Jesus commissioned his disciples to go into all the world (Matt. 28:16–20). They were to go beyond the boundaries of their nation, their tribe and most specifically their religion. When they would finally escape all of these boundaries inside their expanded and open humanity, they were to proclaim the gospel—that is, the infinite love of God for all that God has made, a love that recognizes no barriers. Boundless love will even love those who have sought to crucify the Love of God. It includes every species, every plant, every planet, every tribe, every person. All become God’s chosen. No one is an alien. No one is separate from God. We live in God; God lives in us. We are to be witnesses in Jerusalem, in Judea, in Samaria, and “unto the uttermost part of the earth” (Acts 1:8, KJV). The name of Jesus is now Emmanuel, which means God with us (Matt. 1:23). When he says “Lo I am with you always” (Matt. 28:20, KJV) he is claiming the Emmanuel title. When God is set free as spirit, the boundaries of the nation-states, symbolized by their different languages, are erased and every person speaks the language of a universal love (Acts 2:1–4). As that spirit rolls through history, the barriers fall. Peter hears God say in a dream: “What God has cleansed, you must not call common [or unclean]” (Acts 10:9–16). Peter rises from that vision and baptizes Cornelius the gentile. The Jewish epic breaks into universality and becomes the human epic.

The movement is furthered when Philip the deacon baptizes the Ethiopian eunuch (Acts 8:26–40). He was escaping the boundaries of the Torah, which stated quite specifically that “he whose testicles are crushed or whose male member is cut off shall not enter the assembly of the Lord” (Deut. 23:1).
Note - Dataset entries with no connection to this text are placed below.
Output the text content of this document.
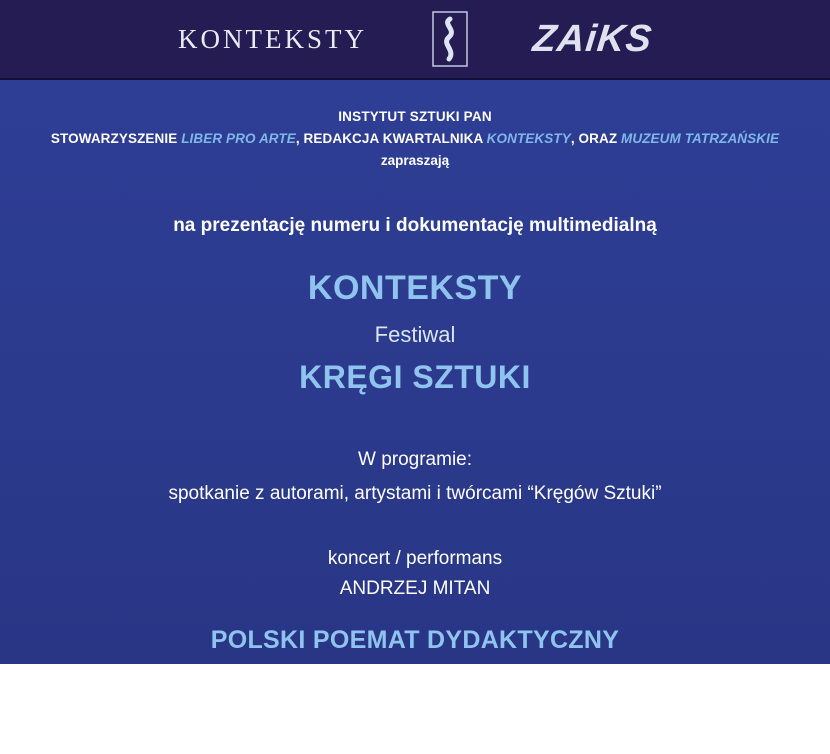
KONTEKSTY	ZAiKS
INSTYTUT SZTUKI PAN
STOWARZYSZENIE LIBER PRO ARTE, REDAKCJA KWARTALNIKA KONTEKSTY, ORAZ MUZEUM TATRZAŃSKIE
zapraszają
na prezentację numeru i dokumentację multimedialną
KONTEKSTY
Festiwal
KRĘGI SZTUKI
W programie:
spotkanie z autorami, artystami i twórcami “Kręgów Sztuki”
koncert / performans
ANDRZEJ MITAN
POLSKI POEMAT DYDAKTYCZNY
10 grudnia, 2015, godz.18.00, Zakopane
Muzeum Tatrzańskie, Galeria Władysława Hasiora, ul. Jagiellońska 18 b
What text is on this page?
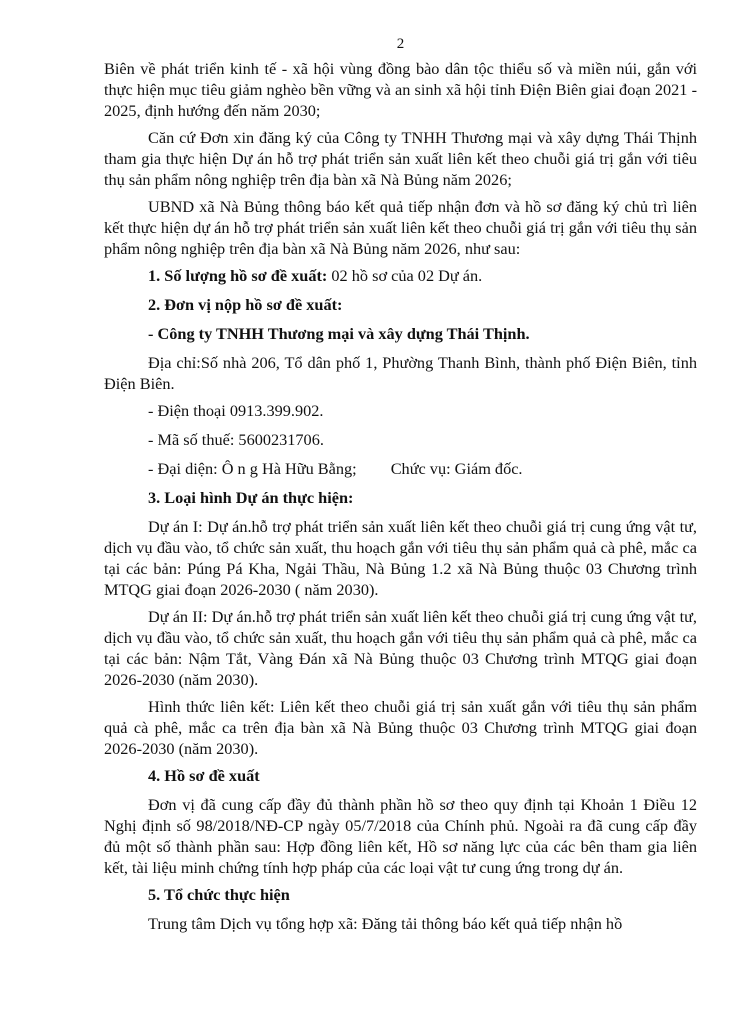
2

Biên về phát triển kinh tế - xã hội vùng đồng bào dân tộc thiểu số và miền núi, gắn với thực hiện mục tiêu giảm nghèo bền vững và an sinh xã hội tỉnh Điện Biên giai đoạn 2021 - 2025, định hướng đến năm 2030;

Căn cứ Đơn xin đăng ký của Công ty TNHH Thương mại và xây dựng Thái Thịnh tham gia thực hiện Dự án hỗ trợ phát triển sản xuất liên kết theo chuỗi giá trị gắn với tiêu thụ sản phẩm nông nghiệp trên địa bàn xã Nà Bủng năm 2026;

UBND xã Nà Bủng thông báo kết quả tiếp nhận đơn và hồ sơ đăng ký chủ trì liên kết thực hiện dự án hỗ trợ phát triển sản xuất liên kết theo chuỗi giá trị gắn với tiêu thụ sản phẩm nông nghiệp trên địa bàn xã Nà Bủng năm 2026, như sau:

1. Số lượng hồ sơ đề xuất: 02 hồ sơ của 02 Dự án.
2. Đơn vị nộp hồ sơ đề xuất:
- Công ty TNHH Thương mại và xây dựng Thái Thịnh.

Địa chỉ:Số nhà 206, Tổ dân phố 1, Phường Thanh Bình, thành phố Điện Biên, tỉnh Điện Biên.

- Điện thoại 0913.399.902.
- Mã số thuế: 5600231706.
- Đại diện: Ô n g Hà Hữu Bằng; Chức vụ: Giám đốc.
3. Loại hình Dự án thực hiện:

Dự án I: Dự án.hỗ trợ phát triển sản xuất liên kết theo chuỗi giá trị cung ứng vật tư, dịch vụ đầu vào, tổ chức sản xuất, thu hoạch gắn với tiêu thụ sản phẩm quả cà phê, mắc ca tại các bản: Púng Pá Kha, Ngải Thầu, Nà Bủng 1.2 xã Nà Bủng thuộc 03 Chương trình MTQG giai đoạn 2026-2030 ( năm 2030).

Dự án II: Dự án.hỗ trợ phát triển sản xuất liên kết theo chuỗi giá trị cung ứng vật tư, dịch vụ đầu vào, tổ chức sản xuất, thu hoạch gắn với tiêu thụ sản phẩm quả cà phê, mắc ca tại các bản: Nậm Tắt, Vàng Đán xã Nà Bủng thuộc 03 Chương trình MTQG giai đoạn 2026-2030 (năm 2030).

Hình thức liên kết: Liên kết theo chuỗi giá trị sản xuất gắn với tiêu thụ sản phẩm quả cà phê, mắc ca trên địa bàn xã Nà Bủng thuộc 03 Chương trình MTQG giai đoạn 2026-2030 (năm 2030).

4. Hồ sơ đề xuất

Đơn vị đã cung cấp đầy đủ thành phần hồ sơ theo quy định tại Khoản 1 Điều 12 Nghị định số 98/2018/NĐ-CP ngày 05/7/2018 của Chính phủ. Ngoài ra đã cung cấp đầy đủ một số thành phần sau: Hợp đồng liên kết, Hồ sơ năng lực của các bên tham gia liên kết, tài liệu minh chứng tính hợp pháp của các loại vật tư cung ứng trong dự án.

5. Tổ chức thực hiện

Trung tâm Dịch vụ tổng hợp xã: Đăng tải thông báo kết quả tiếp nhận hồ
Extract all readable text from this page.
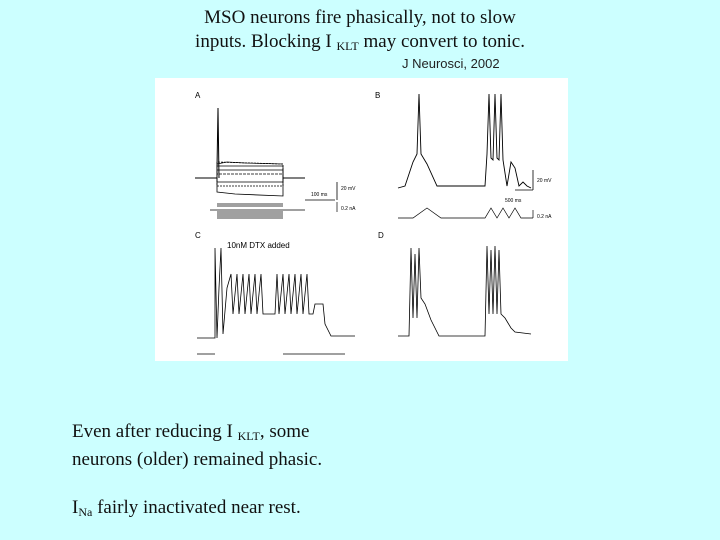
MSO neurons fire phasically, not to slow
inputs. Blocking I $_{KLT}$ may convert to tonic.
J Neurosci, 2002
A	B
C	D
100 ms
20 mV
0.2 nA
20 mV
500 ms
0.2 nA
10nM DTX added

Even after reducing I $_{KLT}$, some

neurons (older) remained phasic.

$I_{Na}$ fairly inactivated near rest.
Time and time again this biblical epic that began as a Jewish tribal story paused at what once was a boundary marking a human division. Ultimately the boundary was hurdled and the uninhibited love of God rolled on past the limiting tendencies of gender and race, sexual orientation and religion, until one human community came into our vision. Yes, we see still barriers of tribe, race, sex and religion in the human family. Many there are who think they serve God with murderous acts against the peace of the world. Some are Christians, some are Jews, some are Muslims, some are Hindus, some are Buddhists, but all are serving an idol, a tribal deity whose time in history is passing away. Do not mistake that passing away as something evil, even if it is marked by a rise of human fear and an increase of human hate and human killing. The vision of a new humanity is still emerging, and it will not be denied, for Luke has Jesus proclaim that the kingdom of God is near when sickness dissolves into wholeness (10:9). In Luke Jesus says that the kingdom of God is in the midst of us, that it is within each of us (17:21).

That is why Jesus is a God experience. That is why he was said to be the life that could not be contained by death or the grave; the life who made God available outside all the forms of the past, including the forms of religion. That is why the Jesus story was grafted onto the Jewish epic and served to increase the pace whereby that epic turned from a tribal history into a universal story of humankind.

Homo sapiens are evolving into Homo spiritus. A new humanity is emerging. Jesus is the first fruits of that new humanity.

This is why the scriptures that tell his story must be transformed into a universal story, true (as a time- and place-bound story could never be) to who Jesus was and what he said and did. This is why these scriptures can never again be used to denigrate, hurt, oppress, enslave or diminish the humanity of any person. This is why the church must cease its quest for power, authority and that most insidious temptation of all, internal unity, and begin to transform the world, to reconcile our differences and to make known a barrier-free humanity. We cannot pray the Jesus prayer, “Thy kingdom come, Thy will be done on earth as it is in heaven,” unless we are willing to act as agents of that in-breaking kingdom by giving up our petty divisions, our excessive claims and our symbols of power and begin to devote all our energies to building a different kind of world.